Murid-muridnnya tak langsung menjawab. Mereka malah saling menoleh satu sama lain sambil tertawa. Imam Abu Hanifah bertanya, “Mengapa kalian tertawa?” Mereka menjawab, “Allah telah membebaskanmu dari keburukan tetanggamu itu.” Sang imam bertanya, “Memangnya apa yg telah menimpa tetanggaku itu?” Muridnya menjawab, “Dia telah ditangkap oleh pihak keamanan dan dijebloskan ke penjara.” Imam Abu Hanifah menjawab, “Aku wajib” Pada saat itu pula, sang imam bangkit. Ditanya oleh murid-muridnnya, “Wajib apa, wahai Imam?” Beliau menjawab, “Wajib memberikan pertolongan.”

 

Saat itu pula, sang imam berangkat, padahal waktu telah cukup malam. Beliau mengetuk pintu Khalifah yg ada di Baghdad. “Siapa yg di pintu?” tanya salah seseorang dari dalam rumah. “Aku an-Nu‘man Abu Hanifah.” Terdengar lagi jawaban dari dalam, “Abu Hanifah!! Benarkah? Sebab Abu Hanifah tak datang kepada Khalifah kecuali bila diminta atau diundang.” Akhirnya pintu dibuka. Dan ternyata benar, di depan pintu telah berdiri Imam Abu Hanifah. “Selamat datang, Tuan,” kata penjaga rumah Khalifah. “Aku mau bertemu Khalifah,” ucap sang imam. “Khalifah telah masuk ke kamar istrinya. Aku tak tahu apakah beliau telah tidur atau belum,” jawab si penjaga. “Coba lihat dan tanyakan padanya,” desak Imam Abu Hanifah.

 

Baca: 12 Adab Bertetangga menurut Imam Al-Ghazali

 

Kemudian, si penjaga mengetuk pintu Khalifah. Khalifah pun terkejut dan bertanya, “Siapa di sana?” Dijawab oleh si penjaga, “Ada tuan kita Imam Abu Hanifah.” Dijawab oleh Khalifah, “Apakah engkau telah tak sehat? Sebab Abu Hanifah biasanya tak datang kepada kami kecuali di siang hari. Mengapa sekarang datang di malam hari? Selain itu, dia juga tak biasa datang kecuali diminta oleh kami.” Dijawab lagi oleh si penjaga, “Sekarang dia telah berada di sini.”

 

Akhirnya, Sang Khalifah mengenakan pakaian seperlunya lalu keluar. “Ada apa, wahai Imam?” tanya Sang Khalifah. Abu Hanifah lantas menceritakan maksud kedatangannya. “Aku punya seorang tetangga. Namun, ditangkap oleh aparat kemanan.
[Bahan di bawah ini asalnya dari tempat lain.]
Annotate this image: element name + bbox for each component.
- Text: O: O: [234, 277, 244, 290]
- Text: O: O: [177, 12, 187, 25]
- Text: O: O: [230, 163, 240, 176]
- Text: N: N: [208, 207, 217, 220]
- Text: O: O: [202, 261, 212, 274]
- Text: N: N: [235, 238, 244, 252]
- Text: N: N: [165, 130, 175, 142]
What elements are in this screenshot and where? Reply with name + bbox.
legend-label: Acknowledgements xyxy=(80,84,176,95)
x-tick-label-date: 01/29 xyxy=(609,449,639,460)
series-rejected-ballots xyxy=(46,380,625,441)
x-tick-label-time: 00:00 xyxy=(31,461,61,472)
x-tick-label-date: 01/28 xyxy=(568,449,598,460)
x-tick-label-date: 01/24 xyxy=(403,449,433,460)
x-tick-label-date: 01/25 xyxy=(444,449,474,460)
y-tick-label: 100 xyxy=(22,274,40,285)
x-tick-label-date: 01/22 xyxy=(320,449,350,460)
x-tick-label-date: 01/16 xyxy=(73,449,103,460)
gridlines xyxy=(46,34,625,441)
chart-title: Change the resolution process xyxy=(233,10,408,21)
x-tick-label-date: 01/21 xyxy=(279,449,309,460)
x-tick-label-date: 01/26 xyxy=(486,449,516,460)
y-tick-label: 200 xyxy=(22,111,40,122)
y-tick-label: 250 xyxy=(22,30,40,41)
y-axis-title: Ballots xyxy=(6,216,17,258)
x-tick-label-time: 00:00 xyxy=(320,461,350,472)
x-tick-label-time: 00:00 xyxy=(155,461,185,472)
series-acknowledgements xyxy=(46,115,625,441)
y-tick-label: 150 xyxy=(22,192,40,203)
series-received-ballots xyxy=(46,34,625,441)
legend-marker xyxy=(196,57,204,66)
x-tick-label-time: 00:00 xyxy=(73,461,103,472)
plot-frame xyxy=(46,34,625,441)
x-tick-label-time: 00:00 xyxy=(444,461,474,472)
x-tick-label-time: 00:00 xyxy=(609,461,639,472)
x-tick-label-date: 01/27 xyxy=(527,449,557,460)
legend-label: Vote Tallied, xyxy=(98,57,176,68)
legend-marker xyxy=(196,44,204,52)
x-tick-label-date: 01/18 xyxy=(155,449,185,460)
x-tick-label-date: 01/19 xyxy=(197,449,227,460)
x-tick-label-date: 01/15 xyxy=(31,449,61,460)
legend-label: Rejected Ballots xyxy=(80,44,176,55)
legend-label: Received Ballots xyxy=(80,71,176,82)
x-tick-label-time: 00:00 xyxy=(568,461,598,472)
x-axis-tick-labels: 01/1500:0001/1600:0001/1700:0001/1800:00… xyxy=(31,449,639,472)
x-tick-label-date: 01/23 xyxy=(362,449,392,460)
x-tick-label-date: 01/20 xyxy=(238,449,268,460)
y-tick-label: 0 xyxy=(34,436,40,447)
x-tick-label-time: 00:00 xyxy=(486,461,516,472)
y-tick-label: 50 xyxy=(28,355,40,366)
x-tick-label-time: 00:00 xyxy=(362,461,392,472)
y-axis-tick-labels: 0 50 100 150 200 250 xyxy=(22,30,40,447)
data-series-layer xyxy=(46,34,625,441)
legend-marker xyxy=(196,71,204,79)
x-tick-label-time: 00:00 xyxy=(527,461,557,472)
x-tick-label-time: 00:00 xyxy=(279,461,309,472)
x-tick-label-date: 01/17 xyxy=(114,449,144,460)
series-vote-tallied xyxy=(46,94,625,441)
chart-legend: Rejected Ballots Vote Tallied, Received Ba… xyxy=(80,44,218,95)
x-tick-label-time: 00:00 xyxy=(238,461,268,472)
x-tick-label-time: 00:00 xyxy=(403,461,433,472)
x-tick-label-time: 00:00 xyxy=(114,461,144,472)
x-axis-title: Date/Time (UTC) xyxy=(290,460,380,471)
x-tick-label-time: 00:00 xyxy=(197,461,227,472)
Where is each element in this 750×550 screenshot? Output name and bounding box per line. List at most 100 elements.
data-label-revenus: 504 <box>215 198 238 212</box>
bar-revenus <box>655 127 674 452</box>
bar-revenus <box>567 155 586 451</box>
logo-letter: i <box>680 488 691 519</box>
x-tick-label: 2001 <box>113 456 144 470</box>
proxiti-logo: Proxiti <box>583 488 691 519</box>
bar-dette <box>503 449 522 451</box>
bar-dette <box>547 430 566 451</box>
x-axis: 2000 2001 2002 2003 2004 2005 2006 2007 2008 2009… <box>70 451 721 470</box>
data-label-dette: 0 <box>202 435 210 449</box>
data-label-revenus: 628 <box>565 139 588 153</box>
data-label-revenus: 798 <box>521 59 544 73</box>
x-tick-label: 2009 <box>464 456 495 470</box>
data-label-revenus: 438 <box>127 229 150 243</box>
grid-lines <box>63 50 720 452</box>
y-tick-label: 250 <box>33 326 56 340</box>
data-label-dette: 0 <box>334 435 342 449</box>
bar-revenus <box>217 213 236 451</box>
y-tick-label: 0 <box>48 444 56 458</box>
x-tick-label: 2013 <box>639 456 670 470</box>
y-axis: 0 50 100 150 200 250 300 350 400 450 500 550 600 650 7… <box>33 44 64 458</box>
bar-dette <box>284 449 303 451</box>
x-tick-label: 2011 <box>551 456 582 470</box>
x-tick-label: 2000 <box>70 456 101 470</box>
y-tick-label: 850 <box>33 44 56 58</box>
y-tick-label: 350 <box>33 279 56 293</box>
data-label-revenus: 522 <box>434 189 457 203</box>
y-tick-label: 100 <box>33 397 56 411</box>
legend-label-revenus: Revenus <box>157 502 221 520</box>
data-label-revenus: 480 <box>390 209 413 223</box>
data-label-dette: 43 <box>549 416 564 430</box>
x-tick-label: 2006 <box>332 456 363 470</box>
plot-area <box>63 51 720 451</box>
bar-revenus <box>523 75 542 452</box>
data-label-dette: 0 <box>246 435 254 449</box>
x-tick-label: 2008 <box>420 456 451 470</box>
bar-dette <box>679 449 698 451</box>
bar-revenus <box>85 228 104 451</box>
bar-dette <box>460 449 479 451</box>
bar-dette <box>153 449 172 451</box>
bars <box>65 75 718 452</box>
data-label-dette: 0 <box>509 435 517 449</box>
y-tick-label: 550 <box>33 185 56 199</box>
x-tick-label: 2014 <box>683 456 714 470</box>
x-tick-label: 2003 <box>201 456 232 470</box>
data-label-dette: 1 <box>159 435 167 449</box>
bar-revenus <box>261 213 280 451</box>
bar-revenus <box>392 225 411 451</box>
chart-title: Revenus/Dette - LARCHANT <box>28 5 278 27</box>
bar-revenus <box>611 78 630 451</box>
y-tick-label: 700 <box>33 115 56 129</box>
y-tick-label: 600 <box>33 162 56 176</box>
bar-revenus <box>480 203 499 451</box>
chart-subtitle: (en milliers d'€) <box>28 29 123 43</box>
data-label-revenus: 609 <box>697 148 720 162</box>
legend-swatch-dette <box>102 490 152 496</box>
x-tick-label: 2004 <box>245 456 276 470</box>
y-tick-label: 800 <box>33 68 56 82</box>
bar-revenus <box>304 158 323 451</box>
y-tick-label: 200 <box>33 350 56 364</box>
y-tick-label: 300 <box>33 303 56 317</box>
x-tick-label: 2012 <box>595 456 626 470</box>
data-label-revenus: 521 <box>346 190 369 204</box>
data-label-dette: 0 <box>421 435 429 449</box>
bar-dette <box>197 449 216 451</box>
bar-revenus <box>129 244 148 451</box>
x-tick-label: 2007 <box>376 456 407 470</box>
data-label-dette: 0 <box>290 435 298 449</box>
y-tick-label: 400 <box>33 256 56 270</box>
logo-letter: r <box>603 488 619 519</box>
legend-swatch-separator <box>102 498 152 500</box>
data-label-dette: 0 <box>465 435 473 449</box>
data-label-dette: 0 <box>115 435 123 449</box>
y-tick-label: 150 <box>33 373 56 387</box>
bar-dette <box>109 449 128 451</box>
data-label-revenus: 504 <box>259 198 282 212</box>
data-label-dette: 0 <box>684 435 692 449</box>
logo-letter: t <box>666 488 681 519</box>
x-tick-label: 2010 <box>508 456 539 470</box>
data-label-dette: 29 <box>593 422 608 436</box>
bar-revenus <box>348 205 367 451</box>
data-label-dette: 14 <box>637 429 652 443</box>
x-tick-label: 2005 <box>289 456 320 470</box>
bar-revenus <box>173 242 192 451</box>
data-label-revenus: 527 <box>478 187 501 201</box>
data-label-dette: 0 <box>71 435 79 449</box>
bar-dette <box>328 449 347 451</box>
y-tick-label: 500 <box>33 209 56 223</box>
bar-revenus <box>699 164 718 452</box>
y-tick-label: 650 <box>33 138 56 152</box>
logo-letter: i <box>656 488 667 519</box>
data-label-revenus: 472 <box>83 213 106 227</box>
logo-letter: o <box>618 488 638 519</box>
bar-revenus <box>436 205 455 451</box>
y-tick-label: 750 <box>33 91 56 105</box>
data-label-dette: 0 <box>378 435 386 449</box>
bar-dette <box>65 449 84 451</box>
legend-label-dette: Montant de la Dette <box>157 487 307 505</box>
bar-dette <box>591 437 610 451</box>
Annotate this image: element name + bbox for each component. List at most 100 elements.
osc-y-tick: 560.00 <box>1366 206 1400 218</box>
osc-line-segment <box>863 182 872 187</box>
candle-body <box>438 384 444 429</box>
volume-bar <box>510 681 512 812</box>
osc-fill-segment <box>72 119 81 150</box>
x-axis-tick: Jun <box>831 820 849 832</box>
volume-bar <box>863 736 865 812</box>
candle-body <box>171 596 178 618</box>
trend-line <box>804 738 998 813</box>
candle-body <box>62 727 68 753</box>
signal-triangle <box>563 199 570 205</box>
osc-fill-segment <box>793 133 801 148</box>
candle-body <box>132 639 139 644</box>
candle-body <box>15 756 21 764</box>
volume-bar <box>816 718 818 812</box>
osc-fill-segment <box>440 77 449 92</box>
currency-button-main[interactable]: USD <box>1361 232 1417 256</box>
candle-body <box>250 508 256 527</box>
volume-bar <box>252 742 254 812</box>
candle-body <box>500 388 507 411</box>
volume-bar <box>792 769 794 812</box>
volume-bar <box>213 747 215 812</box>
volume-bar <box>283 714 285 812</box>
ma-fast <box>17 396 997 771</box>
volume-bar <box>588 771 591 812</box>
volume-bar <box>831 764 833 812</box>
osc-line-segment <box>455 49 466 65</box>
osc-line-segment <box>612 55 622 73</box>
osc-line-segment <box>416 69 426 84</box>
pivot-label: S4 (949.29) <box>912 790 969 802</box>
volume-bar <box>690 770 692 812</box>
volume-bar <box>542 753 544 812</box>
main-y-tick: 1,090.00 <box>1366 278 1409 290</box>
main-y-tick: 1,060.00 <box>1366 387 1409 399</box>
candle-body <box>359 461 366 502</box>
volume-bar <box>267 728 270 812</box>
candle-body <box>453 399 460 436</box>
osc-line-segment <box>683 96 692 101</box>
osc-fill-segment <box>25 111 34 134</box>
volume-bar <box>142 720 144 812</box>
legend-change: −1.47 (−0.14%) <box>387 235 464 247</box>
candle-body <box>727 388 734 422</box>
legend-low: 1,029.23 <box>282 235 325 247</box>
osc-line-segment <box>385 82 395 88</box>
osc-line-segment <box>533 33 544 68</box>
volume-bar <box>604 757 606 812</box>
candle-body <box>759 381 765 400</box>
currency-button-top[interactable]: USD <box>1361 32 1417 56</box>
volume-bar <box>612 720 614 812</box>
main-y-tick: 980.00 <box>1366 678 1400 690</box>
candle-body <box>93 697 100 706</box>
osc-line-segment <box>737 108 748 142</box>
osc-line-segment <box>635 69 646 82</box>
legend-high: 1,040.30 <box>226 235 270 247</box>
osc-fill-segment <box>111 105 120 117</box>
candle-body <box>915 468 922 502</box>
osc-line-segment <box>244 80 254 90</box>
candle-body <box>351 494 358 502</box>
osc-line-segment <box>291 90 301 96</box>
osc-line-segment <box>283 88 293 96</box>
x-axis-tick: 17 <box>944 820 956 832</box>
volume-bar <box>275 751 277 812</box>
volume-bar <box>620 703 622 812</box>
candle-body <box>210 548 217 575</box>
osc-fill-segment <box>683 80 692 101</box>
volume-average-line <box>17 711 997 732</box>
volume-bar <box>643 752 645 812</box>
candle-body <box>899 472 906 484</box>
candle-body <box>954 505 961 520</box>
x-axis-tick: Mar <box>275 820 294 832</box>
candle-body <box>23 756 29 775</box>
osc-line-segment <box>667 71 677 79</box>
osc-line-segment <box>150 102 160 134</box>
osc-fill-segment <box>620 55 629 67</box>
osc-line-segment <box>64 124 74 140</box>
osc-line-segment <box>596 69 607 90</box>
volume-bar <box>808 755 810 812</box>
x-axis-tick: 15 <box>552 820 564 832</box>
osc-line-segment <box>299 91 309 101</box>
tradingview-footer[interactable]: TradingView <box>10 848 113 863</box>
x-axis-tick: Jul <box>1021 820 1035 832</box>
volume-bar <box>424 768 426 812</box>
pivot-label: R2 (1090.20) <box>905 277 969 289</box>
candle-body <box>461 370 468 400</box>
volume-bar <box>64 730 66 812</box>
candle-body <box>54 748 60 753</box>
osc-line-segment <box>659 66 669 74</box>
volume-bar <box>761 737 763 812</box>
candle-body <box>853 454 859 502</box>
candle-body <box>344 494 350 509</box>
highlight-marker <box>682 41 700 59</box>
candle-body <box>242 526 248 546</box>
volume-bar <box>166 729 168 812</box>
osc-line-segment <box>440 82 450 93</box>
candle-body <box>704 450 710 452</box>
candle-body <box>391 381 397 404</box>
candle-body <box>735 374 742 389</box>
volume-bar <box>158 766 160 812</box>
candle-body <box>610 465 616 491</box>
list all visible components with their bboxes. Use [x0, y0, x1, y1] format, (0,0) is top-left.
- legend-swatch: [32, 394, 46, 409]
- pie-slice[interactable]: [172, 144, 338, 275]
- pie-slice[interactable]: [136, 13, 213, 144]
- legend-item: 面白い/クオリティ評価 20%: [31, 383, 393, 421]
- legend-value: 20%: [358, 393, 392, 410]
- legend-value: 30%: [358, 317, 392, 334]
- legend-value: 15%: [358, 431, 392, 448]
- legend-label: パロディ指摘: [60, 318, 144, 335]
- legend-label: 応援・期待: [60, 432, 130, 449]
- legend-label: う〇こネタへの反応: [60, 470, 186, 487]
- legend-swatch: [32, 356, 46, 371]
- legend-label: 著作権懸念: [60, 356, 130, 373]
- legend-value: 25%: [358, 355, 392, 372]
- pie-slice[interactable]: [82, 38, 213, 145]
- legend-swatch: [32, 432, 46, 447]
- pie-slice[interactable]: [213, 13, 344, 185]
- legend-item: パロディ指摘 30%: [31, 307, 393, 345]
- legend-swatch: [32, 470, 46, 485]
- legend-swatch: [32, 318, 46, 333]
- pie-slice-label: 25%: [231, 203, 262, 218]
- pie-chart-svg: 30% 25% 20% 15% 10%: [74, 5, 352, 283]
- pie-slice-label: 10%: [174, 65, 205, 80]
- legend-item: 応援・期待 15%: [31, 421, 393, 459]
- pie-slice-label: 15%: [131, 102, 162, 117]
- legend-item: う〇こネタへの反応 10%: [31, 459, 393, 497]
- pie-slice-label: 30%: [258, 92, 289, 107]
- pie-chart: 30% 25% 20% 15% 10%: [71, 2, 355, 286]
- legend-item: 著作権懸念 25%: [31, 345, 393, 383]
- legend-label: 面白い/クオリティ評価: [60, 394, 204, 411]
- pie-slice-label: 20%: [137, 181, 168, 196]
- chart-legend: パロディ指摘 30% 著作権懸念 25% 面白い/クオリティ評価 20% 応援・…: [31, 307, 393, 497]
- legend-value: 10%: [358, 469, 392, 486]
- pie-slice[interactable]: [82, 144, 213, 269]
Walau dia seorang yg kurang baik, namun aku bertanggung jawab kepadanya. Seandainya dapat ditebus maka aku mau menebusnya. Maka bebaskanlah dia.” Sang Khalifah bertanya, “Apakah hanya buat tujuan itu engkau datang ke sini jam segini?” jawab Abu Hanifah, “Benar, dia tetanggaku, wahai Amirul Mukminin.”

 

Khalifah pun menyggupi. “Esok hari, engkau datang lagi. Insya Allah, kami mau memberikan keputusan sesuai dgn permintaanmu.” Namun Abu Hanifah menolak, “Bagaimana bila malam ini, hai Amirul Mukminin?” Khalifah menjawab, “Kau mau malam ini, Tuan Abu Hanifah.” Pada saat itu pula, Khalifah meminta pembantunya buat membangunkan penjaga penjara guna mengeluarkan tetangga Abu Hanifah tadi. Sambil menunggu tetangganya dibebaskan, Abu Hanifah berdiri di depan penjara. Begitu keluar, lelaki itu pun disambutnya. Akhirnya, sang imam berhasil pulang membawa laki-laki yg biasa mengganggunya. Di perjalanan, sang imam mendendangkan syair yg biasa dilantunkan tetangganya itu.

 

Spontan si tetangga menjawab, “Sekarang tak seorang pun menyia-nyiakanku. Justru aku yg telah menyia-nyiakan diriku, wahai Imam. Aku bersaksi bahwa aku mau bertobat.”

 

Sejak itu, dia berguru kepada Imam Abu Hanifah. Demikian kisah kebesaran hati Imam Abu Hanifah terhadap tetangganya, walaupun tetangganya kerap mengganggu dan berbuat onar. (Lihat: al-Habib ‘Ali al-Jufri, Ayyuhal Murîd, hal. 191). Wallahu a’lam.

 

 

 

Penulis: M. Tatam Wijaya

Editor : Mahbib





Uncategorized

Leave a Reply

Your email address will not be published. Required fields are marked *

This site uses Akismet to reduce spam. Learn how your comment data is processed.